Once again, Dallas-Fort Worth’s suburbs earned high rankings in a liveability list. In Niche’s recent rankings of its 2021 Best Cities to Live in America, Dallas and Fort Worth didn’t exactly dominate.
Dallas ranked 84th out of 228 cities. Fort Worth ranked 115th.
Conversely, Plano ranked seventh and Richardson 12th. Irving is 41st, Denton 54th, and Arlington 80th. Nationally, the top city is The Woodlands, a 28,000-acre master-planned community north of Houston.
Niche, which helps people choose schools and places to live, generates its rankings by poring through data from the U.S. Census Bureau, FBI, U.S. Bureau of Labor Statistics, and U.S. Centers for Disease Control and Prevention (CDC). And if that isn’t enough, they sift through millions of reviews from residents.
Niche considers factors such as affordability, the housing market, neighborhood diversity, public schools, and walkability.

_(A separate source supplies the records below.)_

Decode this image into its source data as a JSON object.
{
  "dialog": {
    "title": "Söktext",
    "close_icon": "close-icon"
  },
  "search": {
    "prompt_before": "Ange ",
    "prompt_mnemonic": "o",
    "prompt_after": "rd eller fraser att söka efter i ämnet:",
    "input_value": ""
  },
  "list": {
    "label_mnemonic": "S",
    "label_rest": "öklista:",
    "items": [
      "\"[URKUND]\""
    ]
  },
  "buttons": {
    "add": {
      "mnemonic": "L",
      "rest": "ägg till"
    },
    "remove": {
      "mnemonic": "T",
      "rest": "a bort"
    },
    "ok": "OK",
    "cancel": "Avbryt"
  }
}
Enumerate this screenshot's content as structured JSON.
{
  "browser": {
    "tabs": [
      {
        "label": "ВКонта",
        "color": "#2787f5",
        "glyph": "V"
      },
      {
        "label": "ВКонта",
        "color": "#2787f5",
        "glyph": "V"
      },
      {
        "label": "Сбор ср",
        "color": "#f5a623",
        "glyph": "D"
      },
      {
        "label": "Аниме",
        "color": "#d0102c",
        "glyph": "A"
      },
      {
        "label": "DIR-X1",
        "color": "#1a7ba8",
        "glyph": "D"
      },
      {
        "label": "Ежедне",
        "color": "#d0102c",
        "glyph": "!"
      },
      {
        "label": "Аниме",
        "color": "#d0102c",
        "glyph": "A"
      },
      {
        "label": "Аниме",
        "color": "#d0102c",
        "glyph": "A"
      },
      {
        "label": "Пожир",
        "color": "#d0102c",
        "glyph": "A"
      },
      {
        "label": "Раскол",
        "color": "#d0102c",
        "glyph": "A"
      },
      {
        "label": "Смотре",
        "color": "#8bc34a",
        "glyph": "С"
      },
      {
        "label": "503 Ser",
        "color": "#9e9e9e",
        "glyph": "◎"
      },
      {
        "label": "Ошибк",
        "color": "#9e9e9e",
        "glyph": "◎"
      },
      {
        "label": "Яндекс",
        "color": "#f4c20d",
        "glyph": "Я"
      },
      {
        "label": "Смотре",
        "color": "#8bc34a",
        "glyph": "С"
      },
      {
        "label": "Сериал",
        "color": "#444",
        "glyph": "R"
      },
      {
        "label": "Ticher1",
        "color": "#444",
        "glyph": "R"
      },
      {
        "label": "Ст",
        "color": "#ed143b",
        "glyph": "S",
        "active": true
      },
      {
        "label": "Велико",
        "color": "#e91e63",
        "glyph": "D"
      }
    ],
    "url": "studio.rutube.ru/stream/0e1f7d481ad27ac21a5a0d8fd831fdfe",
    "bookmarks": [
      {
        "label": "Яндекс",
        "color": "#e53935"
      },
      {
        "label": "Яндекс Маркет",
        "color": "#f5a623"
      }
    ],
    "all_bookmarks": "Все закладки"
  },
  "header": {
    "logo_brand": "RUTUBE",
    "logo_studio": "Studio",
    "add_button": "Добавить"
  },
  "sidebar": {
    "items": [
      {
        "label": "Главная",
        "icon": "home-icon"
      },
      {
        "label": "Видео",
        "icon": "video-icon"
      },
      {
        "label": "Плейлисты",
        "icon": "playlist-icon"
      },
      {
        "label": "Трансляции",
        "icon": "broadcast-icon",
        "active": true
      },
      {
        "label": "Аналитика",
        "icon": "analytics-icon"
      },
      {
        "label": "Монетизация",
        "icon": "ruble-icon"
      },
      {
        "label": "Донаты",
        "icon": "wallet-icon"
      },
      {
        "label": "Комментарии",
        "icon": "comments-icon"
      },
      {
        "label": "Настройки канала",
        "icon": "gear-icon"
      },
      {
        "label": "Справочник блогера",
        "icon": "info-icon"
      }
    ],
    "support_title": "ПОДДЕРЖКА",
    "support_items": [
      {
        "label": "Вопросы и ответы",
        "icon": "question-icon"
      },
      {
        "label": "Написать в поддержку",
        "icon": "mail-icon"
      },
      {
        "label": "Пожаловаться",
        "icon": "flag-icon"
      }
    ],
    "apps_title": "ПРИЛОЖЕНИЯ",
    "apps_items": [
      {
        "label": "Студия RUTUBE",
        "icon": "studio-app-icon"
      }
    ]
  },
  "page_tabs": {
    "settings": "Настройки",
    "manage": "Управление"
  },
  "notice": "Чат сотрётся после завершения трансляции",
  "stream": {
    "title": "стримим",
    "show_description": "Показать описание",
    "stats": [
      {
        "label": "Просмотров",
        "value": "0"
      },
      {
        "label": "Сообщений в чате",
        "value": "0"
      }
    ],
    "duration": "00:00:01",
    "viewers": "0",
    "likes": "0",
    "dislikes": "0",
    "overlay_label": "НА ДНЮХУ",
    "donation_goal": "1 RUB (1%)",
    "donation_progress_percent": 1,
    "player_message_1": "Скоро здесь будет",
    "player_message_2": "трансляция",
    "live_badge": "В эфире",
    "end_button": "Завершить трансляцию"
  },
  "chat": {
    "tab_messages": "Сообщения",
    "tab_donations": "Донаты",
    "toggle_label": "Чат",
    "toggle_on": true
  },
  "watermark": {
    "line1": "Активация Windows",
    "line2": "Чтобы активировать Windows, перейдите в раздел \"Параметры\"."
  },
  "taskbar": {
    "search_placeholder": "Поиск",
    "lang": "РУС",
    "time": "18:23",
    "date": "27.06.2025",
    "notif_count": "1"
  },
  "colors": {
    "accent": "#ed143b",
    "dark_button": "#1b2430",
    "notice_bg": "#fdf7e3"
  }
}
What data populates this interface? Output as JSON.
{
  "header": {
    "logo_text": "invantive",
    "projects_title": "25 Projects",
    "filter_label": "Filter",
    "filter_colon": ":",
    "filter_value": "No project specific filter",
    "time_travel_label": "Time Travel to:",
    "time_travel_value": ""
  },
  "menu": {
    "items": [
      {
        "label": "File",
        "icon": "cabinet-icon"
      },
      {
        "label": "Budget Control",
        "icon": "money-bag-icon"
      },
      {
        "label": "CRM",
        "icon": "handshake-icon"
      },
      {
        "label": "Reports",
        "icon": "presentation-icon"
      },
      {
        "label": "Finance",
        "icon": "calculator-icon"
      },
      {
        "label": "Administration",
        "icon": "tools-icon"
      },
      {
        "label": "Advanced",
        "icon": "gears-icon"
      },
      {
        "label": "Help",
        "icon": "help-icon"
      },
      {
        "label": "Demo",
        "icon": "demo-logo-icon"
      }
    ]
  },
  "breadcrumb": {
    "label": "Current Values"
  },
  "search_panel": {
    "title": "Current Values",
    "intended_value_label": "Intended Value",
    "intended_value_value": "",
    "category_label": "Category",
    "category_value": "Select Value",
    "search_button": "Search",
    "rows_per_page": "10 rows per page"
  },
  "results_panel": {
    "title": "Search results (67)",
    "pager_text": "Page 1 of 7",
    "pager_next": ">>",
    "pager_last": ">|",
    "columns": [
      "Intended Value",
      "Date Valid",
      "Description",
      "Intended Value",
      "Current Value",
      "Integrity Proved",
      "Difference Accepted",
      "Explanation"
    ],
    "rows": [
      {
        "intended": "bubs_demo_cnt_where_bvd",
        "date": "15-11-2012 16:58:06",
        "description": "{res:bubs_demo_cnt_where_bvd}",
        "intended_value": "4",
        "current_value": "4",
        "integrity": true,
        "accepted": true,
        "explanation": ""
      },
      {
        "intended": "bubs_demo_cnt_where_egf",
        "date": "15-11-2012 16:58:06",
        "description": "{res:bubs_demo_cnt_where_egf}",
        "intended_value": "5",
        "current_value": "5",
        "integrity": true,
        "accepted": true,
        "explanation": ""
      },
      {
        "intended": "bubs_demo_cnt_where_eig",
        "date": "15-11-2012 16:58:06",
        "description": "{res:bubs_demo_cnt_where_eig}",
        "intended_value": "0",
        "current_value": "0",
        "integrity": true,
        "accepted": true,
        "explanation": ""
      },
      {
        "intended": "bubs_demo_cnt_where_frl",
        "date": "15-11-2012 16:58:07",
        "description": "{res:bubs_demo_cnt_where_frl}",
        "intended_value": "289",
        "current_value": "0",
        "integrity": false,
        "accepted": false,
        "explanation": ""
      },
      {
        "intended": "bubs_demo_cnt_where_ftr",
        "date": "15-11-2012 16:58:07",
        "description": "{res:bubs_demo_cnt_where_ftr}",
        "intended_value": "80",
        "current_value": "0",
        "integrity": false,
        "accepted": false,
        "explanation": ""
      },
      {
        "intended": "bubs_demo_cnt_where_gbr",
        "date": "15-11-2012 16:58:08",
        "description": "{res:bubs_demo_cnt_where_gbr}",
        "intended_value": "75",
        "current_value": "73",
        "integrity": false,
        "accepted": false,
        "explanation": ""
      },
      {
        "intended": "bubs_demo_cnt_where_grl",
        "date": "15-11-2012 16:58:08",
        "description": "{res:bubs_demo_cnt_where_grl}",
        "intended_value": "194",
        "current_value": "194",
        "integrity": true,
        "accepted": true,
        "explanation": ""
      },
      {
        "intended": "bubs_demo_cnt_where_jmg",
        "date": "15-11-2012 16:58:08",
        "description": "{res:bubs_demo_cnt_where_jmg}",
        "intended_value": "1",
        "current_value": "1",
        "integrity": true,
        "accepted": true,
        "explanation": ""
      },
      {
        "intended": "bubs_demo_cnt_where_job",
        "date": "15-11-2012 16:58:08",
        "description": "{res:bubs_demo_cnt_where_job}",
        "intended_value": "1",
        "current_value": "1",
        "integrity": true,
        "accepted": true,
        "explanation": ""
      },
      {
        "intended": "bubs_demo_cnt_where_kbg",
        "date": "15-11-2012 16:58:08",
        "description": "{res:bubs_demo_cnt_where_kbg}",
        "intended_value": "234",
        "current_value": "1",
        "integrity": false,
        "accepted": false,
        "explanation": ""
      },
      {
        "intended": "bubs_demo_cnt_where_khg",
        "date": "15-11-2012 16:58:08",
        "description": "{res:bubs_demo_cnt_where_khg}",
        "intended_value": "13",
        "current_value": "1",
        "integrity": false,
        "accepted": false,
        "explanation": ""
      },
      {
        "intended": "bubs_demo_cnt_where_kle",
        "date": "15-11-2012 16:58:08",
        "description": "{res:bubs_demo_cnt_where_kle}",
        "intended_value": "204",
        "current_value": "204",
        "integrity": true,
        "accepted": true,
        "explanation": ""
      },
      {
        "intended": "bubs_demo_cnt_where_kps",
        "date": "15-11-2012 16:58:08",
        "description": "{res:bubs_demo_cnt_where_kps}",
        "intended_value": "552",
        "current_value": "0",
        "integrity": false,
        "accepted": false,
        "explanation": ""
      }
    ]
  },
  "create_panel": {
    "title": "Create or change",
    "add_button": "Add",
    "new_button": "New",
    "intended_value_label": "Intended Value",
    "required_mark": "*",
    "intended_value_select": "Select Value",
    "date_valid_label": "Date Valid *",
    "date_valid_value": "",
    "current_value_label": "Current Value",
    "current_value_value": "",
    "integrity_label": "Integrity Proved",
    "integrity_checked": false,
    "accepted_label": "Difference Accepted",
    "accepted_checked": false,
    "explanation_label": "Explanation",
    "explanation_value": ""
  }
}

Niche 2021 Dallas-Fort Worth Area Rankings
- Best Cities to Live | Best Places to Live
- Best Places to Raise a Family | Best Places to Buy a House
- Best Public Schools | Best for Young Professionals
- Best for Retirees | Lowest Cost of Living
- Healthiest Places | Best Cities for Outdoor Activities
- Most Diverse Places to Live
In a 2019 Bloomberg CityLab report, Feargus O’Sullivan writes that rankings have a curious anti-urban slant in assessments of urban qualities.
“The result is still that rankings often end up assessing cities in terms of a small band of citizens for whom almost all of such metrics are relevant. They assess, broadly, how much potential a city possesses when seen from a privileged point of view: that of a straight, affluent, mobile, and probably white couple who works in something akin to upper management and has children.,” O’Sullivan wrote.
“City rankings are thus a window onto the projected tastes of a highly specific elite — even if the cities that suit this elite would also suit other people well enough, should they manage to get there.”

Metro areas the size of Dallas and Fort Worth are fractured into multiple neighborhoods with varying demographics and cultures. In most cases, the suburbs have unique identities but aren’t as diverse.
Dallas graded low but passing in housing (C+). Fort Worth graded low in public schools (C+). Both cities graded a C in crime and safety. On the upside, both cities ranked A+ in diversity with Dallas ranking 20th and Fort Worth 23rd in Niche’s most diverse cities list.
Interestingly, in other Niche rankings, Dallas and Fort Worth missed the top 6,000 list in places with the lowest cost of living (Dallas was 8,600th, Fort Worth 6,566th), best places to retire (Dallas 6,411st, Fort Worth 7,187th), and best places to raise a family (Dallas 7,043rd, Fort Worth 8,212nd).